Moldova Navigating Between East And West

Moldovan Ambassador Vlad Lupan photographed in his office on June 3. ©2014 Derek Henry Flood

Moldovan Ambassador Vlad Lupan photographed in his Murray Hill office on June 3, 2014. ©2014 Derek Henry Flood

New York- I recently interviewed Ambassador Vlad Lupan, Moldova’s Permanent Representative to the United Nations, here in his Manhattan office for IHS Jane’s Intelligence Review (subscription required).  Though the finished product was a succinct summary of the present day challenges Moldova faces between Putin’s incipient Customs Union project and the hopes of its Western-leaning coalition government of joining the EU’s common market, our discussion went far beyond the first half of 2014 and the upcoming signing–along with Georgia–of the EU Association Agreement this week.

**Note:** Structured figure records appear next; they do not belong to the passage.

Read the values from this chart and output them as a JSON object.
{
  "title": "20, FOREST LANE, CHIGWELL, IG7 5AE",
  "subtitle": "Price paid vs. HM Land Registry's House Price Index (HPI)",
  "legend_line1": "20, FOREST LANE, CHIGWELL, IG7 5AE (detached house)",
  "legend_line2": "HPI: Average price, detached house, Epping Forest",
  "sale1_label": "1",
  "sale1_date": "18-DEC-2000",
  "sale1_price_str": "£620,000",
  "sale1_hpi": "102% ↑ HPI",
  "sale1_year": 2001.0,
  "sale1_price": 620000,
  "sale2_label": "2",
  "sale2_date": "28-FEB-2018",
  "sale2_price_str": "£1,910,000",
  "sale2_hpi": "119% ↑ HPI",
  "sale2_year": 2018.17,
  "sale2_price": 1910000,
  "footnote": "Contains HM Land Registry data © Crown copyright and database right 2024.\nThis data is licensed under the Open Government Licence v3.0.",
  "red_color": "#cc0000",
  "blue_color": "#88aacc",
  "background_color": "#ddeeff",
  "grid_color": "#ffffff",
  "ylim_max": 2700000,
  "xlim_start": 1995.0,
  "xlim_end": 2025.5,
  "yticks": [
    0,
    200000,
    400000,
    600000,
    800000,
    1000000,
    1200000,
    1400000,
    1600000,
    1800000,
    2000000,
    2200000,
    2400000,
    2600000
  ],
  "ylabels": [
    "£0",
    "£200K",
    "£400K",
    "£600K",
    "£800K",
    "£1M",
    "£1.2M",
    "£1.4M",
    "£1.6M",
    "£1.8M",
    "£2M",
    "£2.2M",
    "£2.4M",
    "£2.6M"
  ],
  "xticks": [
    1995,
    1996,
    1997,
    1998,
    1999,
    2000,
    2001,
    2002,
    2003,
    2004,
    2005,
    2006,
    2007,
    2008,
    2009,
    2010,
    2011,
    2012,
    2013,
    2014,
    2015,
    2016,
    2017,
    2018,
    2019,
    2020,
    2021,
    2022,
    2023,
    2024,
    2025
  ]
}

Screen Shot 2014-06-23 at 8.39.58 PMOur lengthy discussion into some detail on the ‘frozen’  Transdniester conflict along Moldova’s eastern frontier with Ukraine as well as the nature of the Turkic Gagauz minority’s autonomous politics in Moldova’s southeast. Moldova is a country often little understood in the broader Western mind (and is still referred to by some rather anachronistically as ‘Moldavia’ which can result in a degree of collective confusion).

One of Ambassador Lupan’s concern’s involved the influence of pro-Kremlin or outright Kremlin-controlled media outlets. As his country grapples with the prospect of broader European integration, Moldova’s separatist-minded peoples or those hailing from rural or elderly demographic cohorts holding on the the vestiges of what he termed “Soviet nostalgia” may feel that they have much to lose should their state turn its back on Russia by leaning too far West too rapidly. s We’re witnessing to this wistfulness for a Soviet time gone by to some degree in swaths of Ukraine’s industrial and mineral-rich Donbas region in a good many media reports this year.

Ukraine is currently plagued by an incredibly unhelpful lexicon that draws from everything from the battle for Stalingrad to the Russo-Chechen wars. With competing sides painting their opponents as ‘fascists‘ and ‘terrorists’ respectively, a civil society-based solution to the crisis-cum-conflict seems increasingly unlikely from a pessimistic-inflected vantage.

The Republic of Moldova most certainly has a stake in the outcome of events in Ukraine. The port city of Odessa is Transdniester’s oxygen valve to the wider world. After Crimea, Tiraspol’s retrograde Soviet-esque authorities have made known their separatism for accession to the apparently now expanding Russian Federation.

Though a non-contiguous sliver of land that cannot connect to Russia unless all of Ukraine were to somehow become a constituent region in a kind of Crimea scenario writ large, perhaps Transdniester elites  imagine their unrecognized state as an outpost of Russian rule akin to Moscow’s Baltic exclave of Kaliningrad. Kaliningrad currently sandwiched between EU and NATO member states Poland and Lithuania. exists today essentially as a geopolitical relict of the aftermath of the Second World War

Between the agreement to be signed this week and elections scheduled for the end of November coupled with no end in sight for the violent conflict in its eastern neighbor, Moldova may be entering a period of heightened uncertainty as its pro-EU leadership attempts to move toward Brussels while Putin’s Customs Union awkwardly coalesces.